# termites?



## boman47k (Aug 25, 2006)

Does this look like termite damage?


----------



## Bud Cline (Mar 12, 2006)

Nada.


----------



## PAbugman (Jun 29, 2010)

Don’t see anything that looks obviously like termites. Looks like “brown rot/dry rot” in the first picture. What is the white fibrous looking material in the second pic?

Subterranean termites bring mud into the wood with them. Probe the wood, break open the weak areas and look for galleries and dried mud in them. If you find saw dust, or a powdery dust, that would be beetle larvae damage. If you can’t tell, then wet it. Dried mud will smear when wet, wood dust/frass won’t. 

If just dry rot/brown rot, it will break off in soft, fibrous chunks. Could the white material in the second picture be a wood-destroying fungus? There may have been or may be chronic moisture issues.


----------



## boman47k (Aug 25, 2006)

I do have a moisture problem under the house, and was wondering if this was termite, carpenter bees, or something or moisture damage.

Not sure about the white stuff. I don't recall seeing it until I loaded the pics on my laptop. I just did a quick scoot in and out with no light.

One day, wife and I heard a very noticible snap/crack. I went under and found a joist in that area with a somewhat long crack in it. I need to correct some drainage around the north end of this house.


----------



## PAbugman (Jun 29, 2010)

After further review (watching too much football), look at the second photo; the top right photo.

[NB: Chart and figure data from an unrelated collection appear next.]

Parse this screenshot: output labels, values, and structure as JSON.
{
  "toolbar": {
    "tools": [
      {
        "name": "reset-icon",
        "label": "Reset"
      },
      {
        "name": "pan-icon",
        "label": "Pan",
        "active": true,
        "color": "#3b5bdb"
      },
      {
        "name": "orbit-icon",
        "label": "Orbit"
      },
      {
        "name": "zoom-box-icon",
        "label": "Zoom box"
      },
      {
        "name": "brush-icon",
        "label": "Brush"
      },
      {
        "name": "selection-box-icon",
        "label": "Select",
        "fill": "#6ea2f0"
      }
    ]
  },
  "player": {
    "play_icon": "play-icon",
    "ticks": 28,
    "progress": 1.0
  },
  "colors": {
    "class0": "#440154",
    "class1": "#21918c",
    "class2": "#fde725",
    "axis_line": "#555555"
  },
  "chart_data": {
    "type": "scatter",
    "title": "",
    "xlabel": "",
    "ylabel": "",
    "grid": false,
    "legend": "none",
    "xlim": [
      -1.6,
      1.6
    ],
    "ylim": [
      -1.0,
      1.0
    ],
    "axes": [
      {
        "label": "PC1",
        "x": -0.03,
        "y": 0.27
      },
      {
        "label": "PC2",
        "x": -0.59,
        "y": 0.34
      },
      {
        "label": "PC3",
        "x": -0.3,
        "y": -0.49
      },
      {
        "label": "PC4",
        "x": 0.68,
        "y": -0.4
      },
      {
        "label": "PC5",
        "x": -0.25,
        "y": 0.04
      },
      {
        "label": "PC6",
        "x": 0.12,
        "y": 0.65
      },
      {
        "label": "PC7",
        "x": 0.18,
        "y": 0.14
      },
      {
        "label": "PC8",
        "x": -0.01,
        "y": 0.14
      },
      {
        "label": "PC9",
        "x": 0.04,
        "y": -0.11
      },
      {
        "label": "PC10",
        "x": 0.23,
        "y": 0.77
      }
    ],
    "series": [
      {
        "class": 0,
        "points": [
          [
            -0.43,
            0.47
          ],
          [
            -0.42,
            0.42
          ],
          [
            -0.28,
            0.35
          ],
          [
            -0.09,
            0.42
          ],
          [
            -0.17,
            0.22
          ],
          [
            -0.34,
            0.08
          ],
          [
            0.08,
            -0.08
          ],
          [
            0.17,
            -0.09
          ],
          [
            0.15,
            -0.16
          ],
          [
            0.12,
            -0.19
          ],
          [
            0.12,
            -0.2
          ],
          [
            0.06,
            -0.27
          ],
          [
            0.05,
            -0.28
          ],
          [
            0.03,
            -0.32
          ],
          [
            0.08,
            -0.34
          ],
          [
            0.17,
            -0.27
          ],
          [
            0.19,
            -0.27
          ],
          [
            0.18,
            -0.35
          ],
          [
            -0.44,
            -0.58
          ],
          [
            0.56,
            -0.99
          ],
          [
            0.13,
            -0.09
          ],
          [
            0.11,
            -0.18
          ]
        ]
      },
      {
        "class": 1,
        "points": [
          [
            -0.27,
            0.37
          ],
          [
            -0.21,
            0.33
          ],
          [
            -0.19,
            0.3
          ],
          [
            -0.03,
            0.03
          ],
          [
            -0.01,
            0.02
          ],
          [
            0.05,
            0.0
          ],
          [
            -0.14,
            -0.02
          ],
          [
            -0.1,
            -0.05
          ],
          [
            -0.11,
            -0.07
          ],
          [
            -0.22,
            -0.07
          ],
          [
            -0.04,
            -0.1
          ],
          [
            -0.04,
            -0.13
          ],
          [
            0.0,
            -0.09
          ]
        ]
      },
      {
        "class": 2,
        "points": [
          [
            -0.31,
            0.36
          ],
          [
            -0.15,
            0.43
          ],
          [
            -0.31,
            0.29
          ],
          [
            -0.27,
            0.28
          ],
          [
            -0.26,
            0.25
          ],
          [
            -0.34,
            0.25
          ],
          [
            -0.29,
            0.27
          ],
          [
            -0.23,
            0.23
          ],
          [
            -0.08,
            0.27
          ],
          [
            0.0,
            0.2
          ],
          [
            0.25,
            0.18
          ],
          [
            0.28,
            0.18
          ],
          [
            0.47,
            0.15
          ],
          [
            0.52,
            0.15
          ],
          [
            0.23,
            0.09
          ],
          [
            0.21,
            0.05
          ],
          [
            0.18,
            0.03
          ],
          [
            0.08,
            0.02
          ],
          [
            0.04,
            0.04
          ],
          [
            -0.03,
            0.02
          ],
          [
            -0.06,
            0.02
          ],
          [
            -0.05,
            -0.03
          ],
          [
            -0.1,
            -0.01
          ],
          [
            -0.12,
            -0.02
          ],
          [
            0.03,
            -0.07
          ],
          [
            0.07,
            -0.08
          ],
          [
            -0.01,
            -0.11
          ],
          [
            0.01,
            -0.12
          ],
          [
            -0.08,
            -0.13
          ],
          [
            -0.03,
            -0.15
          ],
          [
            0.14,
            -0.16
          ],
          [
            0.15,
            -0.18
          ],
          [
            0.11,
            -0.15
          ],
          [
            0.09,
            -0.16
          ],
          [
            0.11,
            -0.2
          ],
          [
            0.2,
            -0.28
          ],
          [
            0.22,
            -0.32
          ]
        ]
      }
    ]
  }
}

Are those vertical mud tubes going from soil upwards on the block walls? Next tiime you are in there, take a good light and scrape parts of them. If it is mud tunnels, then that would be subterranean termite evidence. Moisture problems, dry rot, fungus, termites are all found in the same environment, as well as carpenter ants. If they are mud tunnels, after scraping parts of them, watch for a minute and see if the small, white worker termite emerges. Otherwise, scrape enough that you can see the broken mud tunnels from the crawl opening and see if they get rebuilt after a day or so.


----------



## boman47k (Aug 25, 2006)

PA, I think one of those vertical lines is old wiring I replaced when I rewired a few rooms. The other may be a crack in the foundation, but I will have a look. May be moisture seeping through. I don't think I have ever found actual tunnels when looking for them. I do seem to remember finding a hole somewhere under there in the wood.

A few of these joists I have concern about is in front of where the piano is I will have to move when I install the new laminate. I can jsu see me and the piano falling through the floor!  

These floor joists are 2x8's with 12.5' to 13.5' lengths. That explains some of the bounciness in the floors, imo. If they had nailed the bottom of the cross braces, maybe it would be a little different. Its like whoever built the house forgot to nail the bottoms.


----------